結構な腕前で!
「まぁでも、できる限りのことはしますわよ。花粉がつかないような生地でお着物を作ったり、常に空気清浄機をフルパワーで稼働させておいたり。花粉の少ないお花を選ぶこともできますしね」

「そっかぁ。じゃあそうしましょうよ」

「お黙り。今のはせとみ様が花粉症であれば、の話です。何故根暗部長のために、わたくしがそこまでしないといけないの」

 ち、と密かに舌打ちし、萌実はジャージのまま部室のほうへと移動した。
 広い座敷の奥には、本日のお花が届けられている。
 毎日新鮮な生花が届けられるのだ。

「ではあなたは適当に花器を選んで。今日のお花を見て、どの花器が映えるかを考えるんですのよ」

「え~? そんなのわかんないです。ていうか、別に私は華道はしなくてもいいんです。ここの魔を相手にするためでしょう?」

「まぁっ! 何を仰るのかしら! 華道は茶道よりも実生活に役立つものですのよ! 女子であるなら、お花の一つや二つ、活けられなくてどうするのです!」

 確かにそれは一理ある。
 日常生活でお茶を点てることはまずないが、花を活ける機会はままあろう。

「でもそんなことしてると、魔を感知する訓練が疎かになります」

 何となくイメージだが、出現前の魔を感知するには、集中力が欠かせないような。
 静かにじっと目を閉じて、魔の気配を探らないと見つけられないものではないのだろうか。
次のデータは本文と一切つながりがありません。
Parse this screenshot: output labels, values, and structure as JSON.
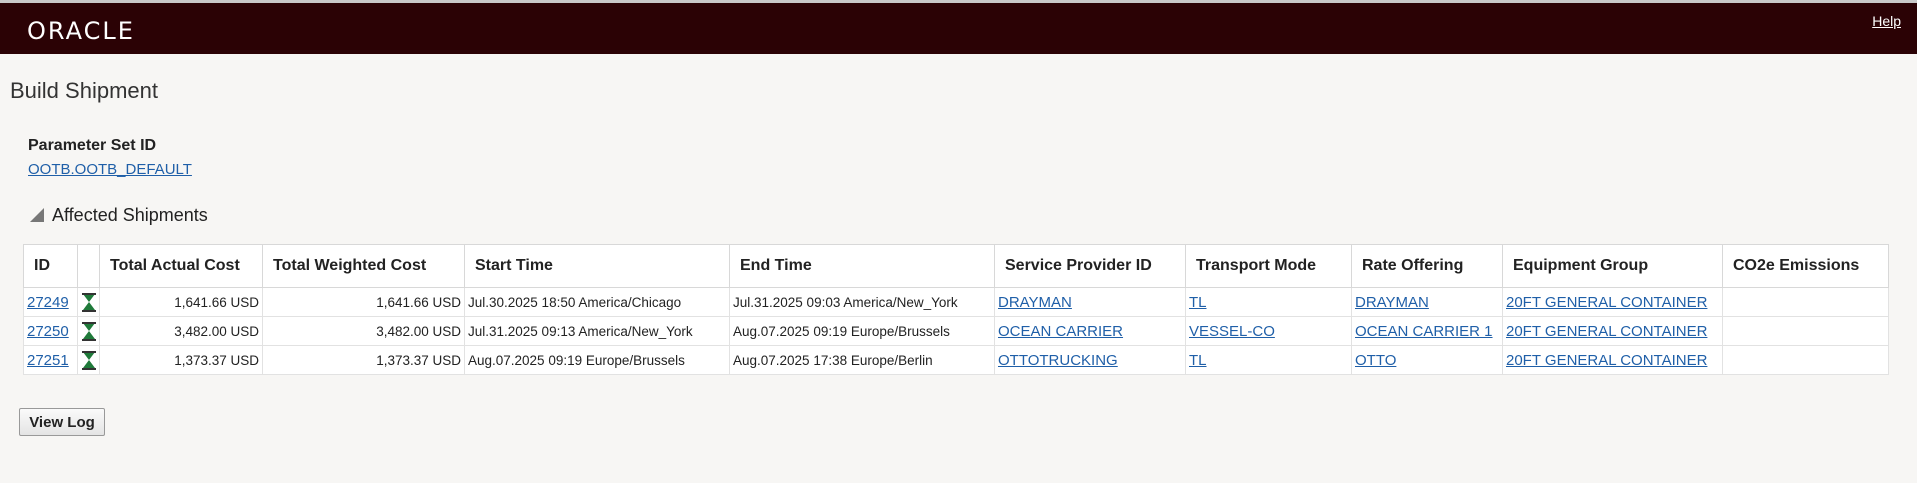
{
  "header": {
    "logo": "ORACLE",
    "help": "Help"
  },
  "page_title": "Build Shipment",
  "parameter": {
    "label": "Parameter Set ID",
    "value": "OOTB.OOTB_DEFAULT"
  },
  "section": {
    "title": "Affected Shipments"
  },
  "table": {
    "columns": [
      "ID",
      "",
      "Total Actual Cost",
      "Total Weighted Cost",
      "Start Time",
      "End Time",
      "Service Provider ID",
      "Transport Mode",
      "Rate Offering",
      "Equipment Group",
      "CO2e Emissions"
    ],
    "rows": [
      {
        "id": "27249",
        "icon": "hourglass-icon",
        "actual": "1,641.66 USD",
        "weighted": "1,641.66 USD",
        "start": "Jul.30.2025 18:50 America/Chicago",
        "end": "Jul.31.2025 09:03 America/New_York",
        "provider": "DRAYMAN",
        "mode": "TL",
        "rate": "DRAYMAN",
        "equipment": "20FT GENERAL CONTAINER",
        "co2": ""
      },
      {
        "id": "27250",
        "icon": "hourglass-icon",
        "actual": "3,482.00 USD",
        "weighted": "3,482.00 USD",
        "start": "Jul.31.2025 09:13 America/New_York",
        "end": "Aug.07.2025 09:19 Europe/Brussels",
        "provider": "OCEAN CARRIER",
        "mode": "VESSEL-CO",
        "rate": "OCEAN CARRIER 1",
        "equipment": "20FT GENERAL CONTAINER",
        "co2": ""
      },
      {
        "id": "27251",
        "icon": "hourglass-icon",
        "actual": "1,373.37 USD",
        "weighted": "1,373.37 USD",
        "start": "Aug.07.2025 09:19 Europe/Brussels",
        "end": "Aug.07.2025 17:38 Europe/Berlin",
        "provider": "OTTOTRUCKING",
        "mode": "TL",
        "rate": "OTTO",
        "equipment": "20FT GENERAL CONTAINER",
        "co2": ""
      }
    ]
  },
  "buttons": {
    "view_log": "View Log"
  }
}
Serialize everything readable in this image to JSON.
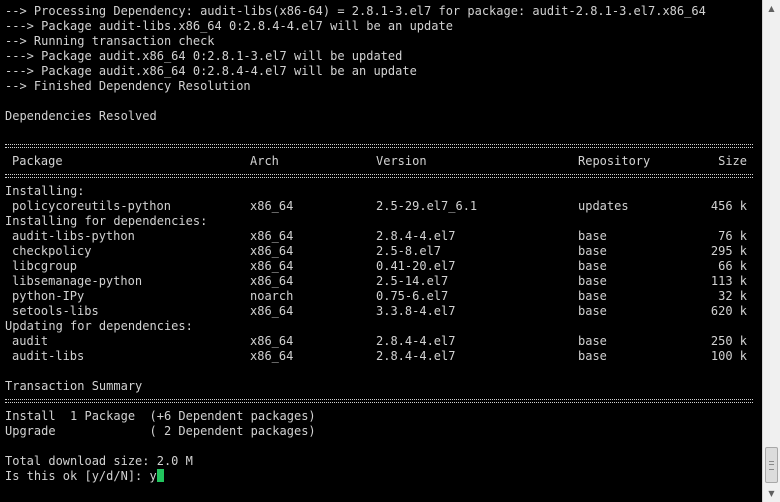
{
  "terminal": {
    "log_lines": [
      "--> Processing Dependency: audit-libs(x86-64) = 2.8.1-3.el7 for package: audit-2.8.1-3.el7.x86_64",
      "---> Package audit-libs.x86_64 0:2.8.4-4.el7 will be an update",
      "--> Running transaction check",
      "---> Package audit.x86_64 0:2.8.1-3.el7 will be updated",
      "---> Package audit.x86_64 0:2.8.4-4.el7 will be an update",
      "--> Finished Dependency Resolution"
    ],
    "resolved_text": "Dependencies Resolved",
    "table": {
      "headers": {
        "package": "Package",
        "arch": "Arch",
        "version": "Version",
        "repository": "Repository",
        "size": "Size"
      },
      "sections": [
        {
          "title": "Installing:",
          "rows": [
            {
              "package": "policycoreutils-python",
              "arch": "x86_64",
              "version": "2.5-29.el7_6.1",
              "repository": "updates",
              "size": "456 k"
            }
          ]
        },
        {
          "title": "Installing for dependencies:",
          "rows": [
            {
              "package": "audit-libs-python",
              "arch": "x86_64",
              "version": "2.8.4-4.el7",
              "repository": "base",
              "size": "76 k"
            },
            {
              "package": "checkpolicy",
              "arch": "x86_64",
              "version": "2.5-8.el7",
              "repository": "base",
              "size": "295 k"
            },
            {
              "package": "libcgroup",
              "arch": "x86_64",
              "version": "0.41-20.el7",
              "repository": "base",
              "size": "66 k"
            },
            {
              "package": "libsemanage-python",
              "arch": "x86_64",
              "version": "2.5-14.el7",
              "repository": "base",
              "size": "113 k"
            },
            {
              "package": "python-IPy",
              "arch": "noarch",
              "version": "0.75-6.el7",
              "repository": "base",
              "size": "32 k"
            },
            {
              "package": "setools-libs",
              "arch": "x86_64",
              "version": "3.3.8-4.el7",
              "repository": "base",
              "size": "620 k"
            }
          ]
        },
        {
          "title": "Updating for dependencies:",
          "rows": [
            {
              "package": "audit",
              "arch": "x86_64",
              "version": "2.8.4-4.el7",
              "repository": "base",
              "size": "250 k"
            },
            {
              "package": "audit-libs",
              "arch": "x86_64",
              "version": "2.8.4-4.el7",
              "repository": "base",
              "size": "100 k"
            }
          ]
        }
      ]
    },
    "summary": {
      "title": "Transaction Summary",
      "install_line": "Install  1 Package  (+6 Dependent packages)",
      "upgrade_line": "Upgrade             ( 2 Dependent packages)",
      "download_size": "Total download size: 2.0 M",
      "prompt": "Is this ok [y/d/N]: ",
      "input_value": "y"
    },
    "colors": {
      "background": "#000000",
      "text": "#d2d2d2",
      "cursor": "#22c55e"
    }
  },
  "scrollbar": {
    "up_icon": "triangle-up-icon",
    "down_icon": "triangle-down-icon"
  }
}
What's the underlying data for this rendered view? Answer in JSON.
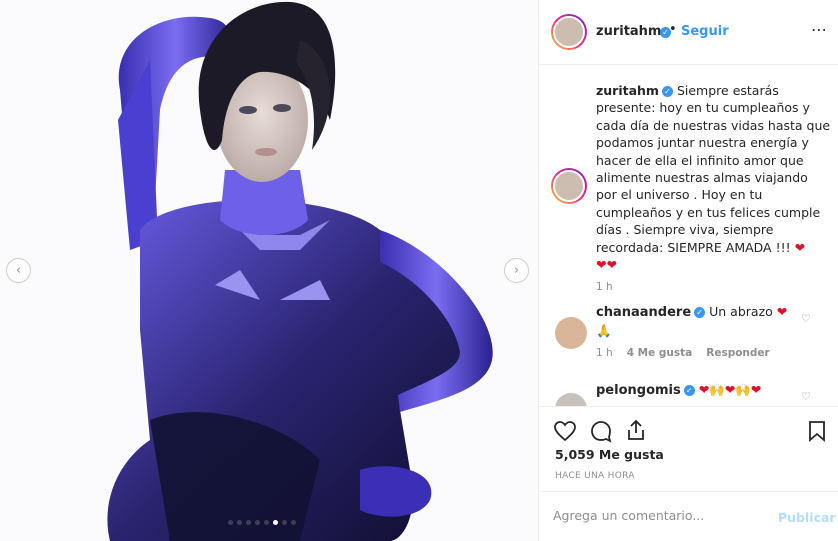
{
  "media": {
    "prev_icon": "chevron-left-icon",
    "next_icon": "chevron-right-icon",
    "dots_count": 8,
    "active_dot": 5
  },
  "post": {
    "username": "zuritahm",
    "follow_label": "Seguir",
    "separator": "•",
    "caption": "Siempre estarás presente: hoy en tu cumpleaños y cada día de nuestras vidas hasta que podamos juntar nuestra energía y hacer de ella el infinito amor que alimente nuestras almas viajando por el universo . Hoy en tu cumpleaños y en tus felices cumple días . Siempre viva, siempre recordada: SIEMPRE AMADA !!! ",
    "caption_emojis": "❤",
    "caption_emojis2": "❤❤",
    "caption_time": "1 h"
  },
  "comments": [
    {
      "username": "chanaandere",
      "text": "Un abrazo ",
      "emoji": "❤",
      "emoji2": "🙏",
      "time": "1 h",
      "likes": "4 Me gusta",
      "reply": "Responder"
    },
    {
      "username": "pelongomis",
      "emojis": "❤🙌❤🙌❤"
    }
  ],
  "actions": {
    "likes": "5,059 Me gusta",
    "timestamp": "HACE UNA HORA"
  },
  "composer": {
    "placeholder": "Agrega un comentario...",
    "post_label": "Publicar"
  },
  "colors": {
    "accent": "#3897f0",
    "heart": "#e0102b",
    "suit": "#5b4fd6"
  }
}
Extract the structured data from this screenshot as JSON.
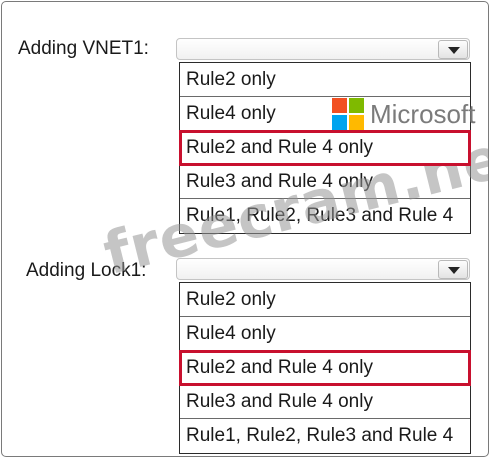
{
  "section_vnet": {
    "label": "Adding VNET1:",
    "options": [
      "Rule2 only",
      "Rule4 only",
      "Rule2 and Rule 4 only",
      "Rule3 and Rule 4 only",
      "Rule1, Rule2, Rule3 and Rule 4"
    ],
    "highlighted_option": "Rule2 and Rule 4 only"
  },
  "section_lock": {
    "label": "Adding Lock1:",
    "options": [
      "Rule2 only",
      "Rule4 only",
      "Rule2 and Rule 4 only",
      "Rule3 and Rule 4 only",
      "Rule1, Rule2, Rule3 and Rule 4"
    ],
    "highlighted_option": "Rule2 and Rule 4 only"
  },
  "branding": {
    "logo_text": "Microsoft",
    "logo_colors": [
      "#f25022",
      "#7fba00",
      "#00a4ef",
      "#ffb900"
    ],
    "watermark": "freecram.net"
  },
  "colors": {
    "highlight_border": "#c8102e"
  }
}
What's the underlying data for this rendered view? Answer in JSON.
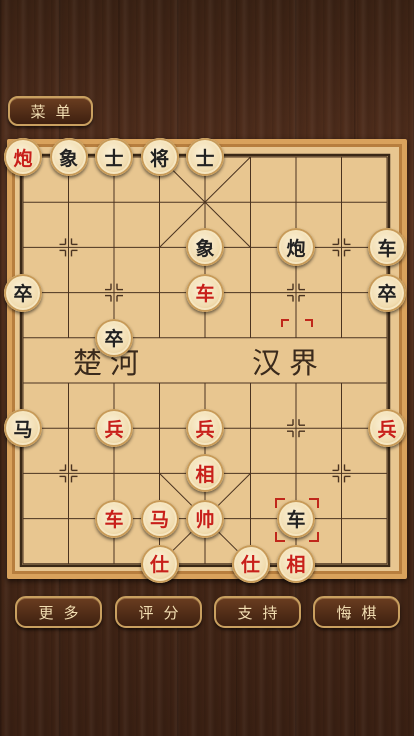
{
  "menu": {
    "label": "菜单"
  },
  "river": {
    "left": "楚河",
    "right": "汉界"
  },
  "bottom_bar": [
    {
      "id": "more",
      "label": "更多"
    },
    {
      "id": "rate",
      "label": "评分"
    },
    {
      "id": "support",
      "label": "支持"
    },
    {
      "id": "undo",
      "label": "悔棋"
    }
  ],
  "colors": {
    "red_piece_text": "#c81f1a",
    "black_piece_text": "#222222",
    "board": "#e8c690",
    "frame": "#d9a25c"
  },
  "pieces": [
    {
      "id": "b-pao",
      "text": "炮",
      "side": "red",
      "file": 0,
      "rank": 0
    },
    {
      "id": "b-xiang-top",
      "text": "象",
      "side": "black",
      "file": 1,
      "rank": 0
    },
    {
      "id": "b-shi-top-l",
      "text": "士",
      "side": "black",
      "file": 2,
      "rank": 0
    },
    {
      "id": "b-jiang",
      "text": "将",
      "side": "black",
      "file": 3,
      "rank": 0
    },
    {
      "id": "b-shi-top-r",
      "text": "士",
      "side": "black",
      "file": 4,
      "rank": 0
    },
    {
      "id": "b-xiang-mid",
      "text": "象",
      "side": "black",
      "file": 4,
      "rank": 2
    },
    {
      "id": "b-pao-r",
      "text": "炮",
      "side": "black",
      "file": 6,
      "rank": 2
    },
    {
      "id": "b-che-r",
      "text": "车",
      "side": "black",
      "file": 8,
      "rank": 2
    },
    {
      "id": "b-zu-l",
      "text": "卒",
      "side": "black",
      "file": 0,
      "rank": 3
    },
    {
      "id": "r-che-mid",
      "text": "车",
      "side": "red",
      "file": 4,
      "rank": 3
    },
    {
      "id": "b-zu-r",
      "text": "卒",
      "side": "black",
      "file": 8,
      "rank": 3
    },
    {
      "id": "b-zu-mid",
      "text": "卒",
      "side": "black",
      "file": 2,
      "rank": 4
    },
    {
      "id": "b-ma",
      "text": "马",
      "side": "black",
      "file": 0,
      "rank": 6
    },
    {
      "id": "r-bing-l",
      "text": "兵",
      "side": "red",
      "file": 2,
      "rank": 6
    },
    {
      "id": "r-bing-m",
      "text": "兵",
      "side": "red",
      "file": 4,
      "rank": 6
    },
    {
      "id": "r-bing-r",
      "text": "兵",
      "side": "red",
      "file": 8,
      "rank": 6
    },
    {
      "id": "r-xiang-mid",
      "text": "相",
      "side": "red",
      "file": 4,
      "rank": 7
    },
    {
      "id": "r-che-l",
      "text": "车",
      "side": "red",
      "file": 2,
      "rank": 8
    },
    {
      "id": "r-ma",
      "text": "马",
      "side": "red",
      "file": 3,
      "rank": 8
    },
    {
      "id": "r-shuai",
      "text": "帅",
      "side": "red",
      "file": 4,
      "rank": 8
    },
    {
      "id": "b-che-bottom",
      "text": "车",
      "side": "black",
      "file": 6,
      "rank": 8,
      "selected": true
    },
    {
      "id": "r-shi-l",
      "text": "仕",
      "side": "red",
      "file": 3,
      "rank": 9
    },
    {
      "id": "r-shi-r",
      "text": "仕",
      "side": "red",
      "file": 5,
      "rank": 9
    },
    {
      "id": "r-xiang-r",
      "text": "相",
      "side": "red",
      "file": 6,
      "rank": 9
    }
  ]
}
「そういえば、真行寺先輩は、壺ってどうやってるんです?」

 座ったまま聞いてみると、由梨花は、ちょい、と床の間を指した。
 そこには立派に花を活けられた花器が置かれている。

「あれなんですか?」

「そうよ」

 床の間に置かれている花器は、確かに壺型だ。
 が、持ち運びも大変そうな、一抱えほどもある大きさだ。